Segundo Darlan Palharini, secretário-executivo do Sindicato da Indústria de Laticínios do Rio Grande do Sul (Sindilat/RS) e integrante do Comitê, as definições incluem que as vagas serão destinadas, neste primeiro momento, para quem já está atuando nas indústrias, com formação a partir do ensino médio. “Tiramos a orientação de que a Escola Técnica Laticinista deve ser uma solução rápida para a indústria, além de apresentar modelos de negócio e abrir novos mercados”, assinala.
A secretária de Desenvolvimento, Inovação e Sustentabilidade da prefeitura de Estrela, Carine Schwingel, informa que o grupo definiu a oferta de três módulos de ensino em diferentes cidades do Vale do Taquari, aproveitando a estrutura da rede de ensino já existente através das instituições parceiras. Os módulos práticos serão em Teutônia; os analíticos na Univates, em Lajeado; e os teóricos em Estrela.

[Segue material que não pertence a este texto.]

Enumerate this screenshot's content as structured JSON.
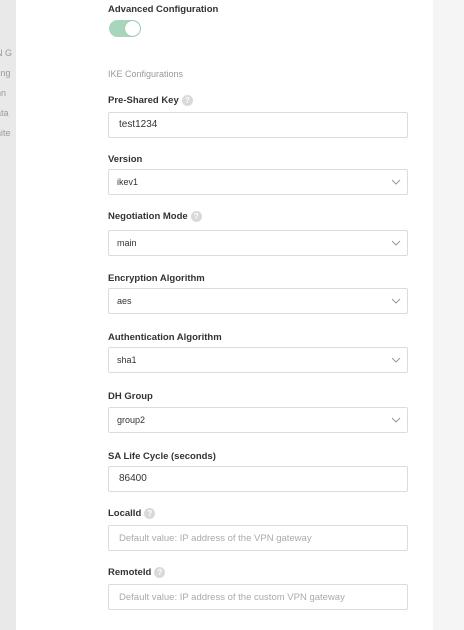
{
  "background": {
    "fragments": [
      "N G",
      "ting",
      "nn",
      "ata",
      "hite"
    ]
  },
  "advanced": {
    "label": "Advanced Configuration",
    "enabled": true
  },
  "section_title": "IKE Configurations",
  "fields": {
    "psk": {
      "label": "Pre-Shared Key",
      "value": "test1234"
    },
    "version": {
      "label": "Version",
      "value": "ikev1"
    },
    "negotiation": {
      "label": "Negotiation Mode",
      "value": "main"
    },
    "encryption": {
      "label": "Encryption Algorithm",
      "value": "aes"
    },
    "authentication": {
      "label": "Authentication Algorithm",
      "value": "sha1"
    },
    "dh": {
      "label": "DH Group",
      "value": "group2"
    },
    "sa_life": {
      "label": "SA Life Cycle (seconds)",
      "value": "86400"
    },
    "local_id": {
      "label": "LocalId",
      "placeholder": "Default value: IP address of the VPN gateway"
    },
    "remote_id": {
      "label": "RemoteId",
      "placeholder": "Default value: IP address of the custom VPN gateway"
    }
  },
  "icons": {
    "help": "question-circle-icon",
    "dropdown": "chevron-down-icon"
  },
  "colors": {
    "toggle_on": "#a7d6bd",
    "panel_bg": "#ffffff",
    "page_bg": "#f5f5f5"
  }
}
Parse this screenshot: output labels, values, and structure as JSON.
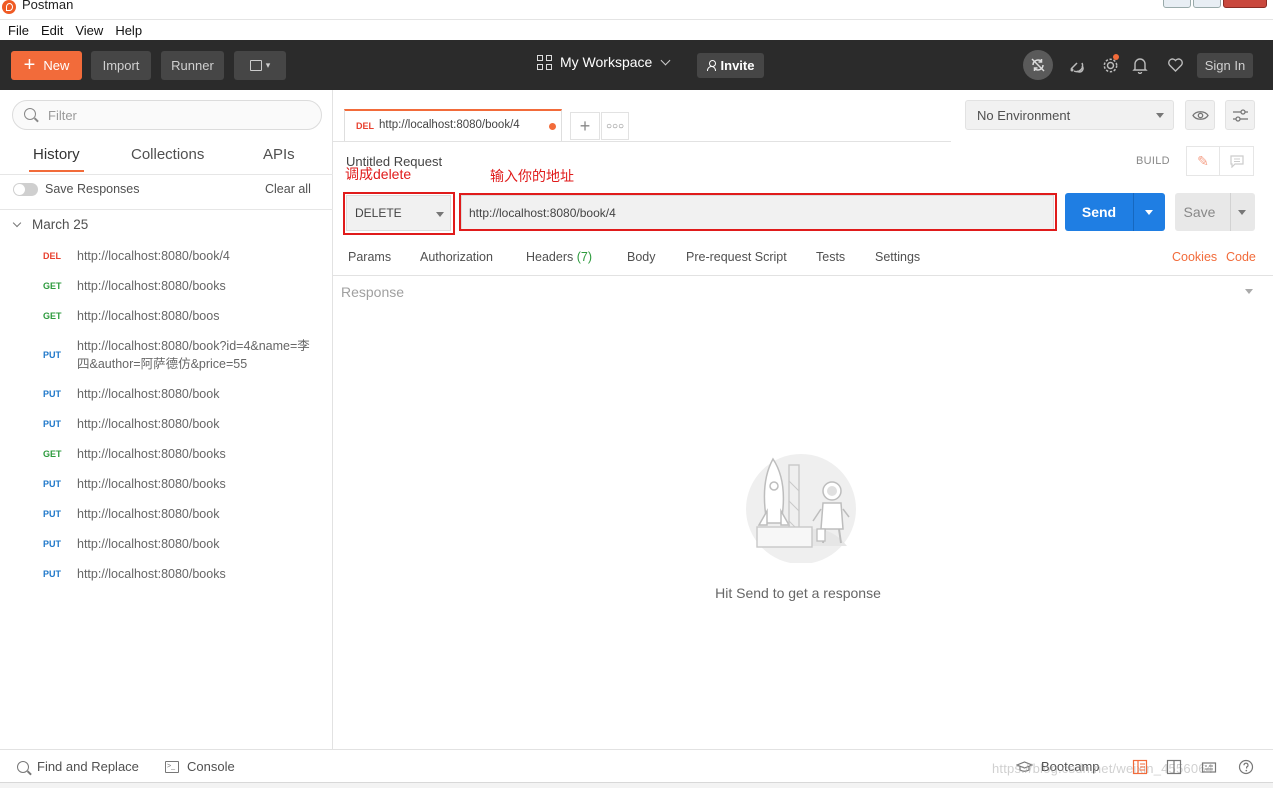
{
  "window": {
    "title": "Postman"
  },
  "menu": [
    "File",
    "Edit",
    "View",
    "Help"
  ],
  "header": {
    "new_label": "New",
    "import_label": "Import",
    "runner_label": "Runner",
    "workspace_label": "My Workspace",
    "invite_label": "Invite",
    "signin_label": "Sign In"
  },
  "sidebar": {
    "filter_placeholder": "Filter",
    "tabs": [
      "History",
      "Collections",
      "APIs"
    ],
    "active_tab": "History",
    "save_responses_label": "Save Responses",
    "clear_all_label": "Clear all",
    "group_label": "March 25",
    "history": [
      {
        "method": "DEL",
        "url": "http://localhost:8080/book/4"
      },
      {
        "method": "GET",
        "url": "http://localhost:8080/books"
      },
      {
        "method": "GET",
        "url": "http://localhost:8080/boos"
      },
      {
        "method": "PUT",
        "url": "http://localhost:8080/book?id=4&name=李四&author=阿萨德仿&price=55"
      },
      {
        "method": "PUT",
        "url": "http://localhost:8080/book"
      },
      {
        "method": "PUT",
        "url": "http://localhost:8080/book"
      },
      {
        "method": "GET",
        "url": "http://localhost:8080/books"
      },
      {
        "method": "PUT",
        "url": "http://localhost:8080/books"
      },
      {
        "method": "PUT",
        "url": "http://localhost:8080/book"
      },
      {
        "method": "PUT",
        "url": "http://localhost:8080/book"
      },
      {
        "method": "PUT",
        "url": "http://localhost:8080/books"
      }
    ]
  },
  "request_tab": {
    "method": "DEL",
    "url": "http://localhost:8080/book/4"
  },
  "environment": {
    "selected": "No Environment"
  },
  "request": {
    "title": "Untitled Request",
    "build_label": "BUILD",
    "method": "DELETE",
    "url": "http://localhost:8080/book/4",
    "send_label": "Send",
    "save_label": "Save"
  },
  "annotations": {
    "method_note": "调成delete",
    "url_note": "输入你的地址"
  },
  "request_subtabs": {
    "params": "Params",
    "authorization": "Authorization",
    "headers": "Headers",
    "headers_count": "(7)",
    "body": "Body",
    "prerequest": "Pre-request Script",
    "tests": "Tests",
    "settings": "Settings",
    "cookies": "Cookies",
    "code": "Code"
  },
  "response": {
    "label": "Response",
    "hint": "Hit Send to get a response"
  },
  "footer": {
    "find_replace": "Find and Replace",
    "console": "Console",
    "bootcamp": "Bootcamp",
    "watermark": "https://blog.csdn.net/weixin_4556064"
  },
  "colors": {
    "accent_orange": "#f26b3a",
    "send_blue": "#1f7ee3",
    "header_bg": "#2b2b2b",
    "annotation_red": "#e01b1b"
  }
}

O espaço onde acontecerão as aulas teóricas está reservado nas instalações da Escola Estadual de Educação Profissional Estrela (EEEPE), que foi visitada pela diretoria do Sindilat.
– A diretora, Claudia Barth nos apresentou os espaços onde o curso deve acontecer. É uma estrutura muito qualificada e pronta para receber o projeto, o que é um indicativo positivo tanto para a rápida evolução da sua implantação quanto da união da comunidade para que a Escola realmente se viabilize – afirma Palharini.
Além da disponibilidade na região, o secretário-executivo do Sindilat reforçou que o projeto precisará da liberação dos recursos do Fundoleite para ser viabilizado.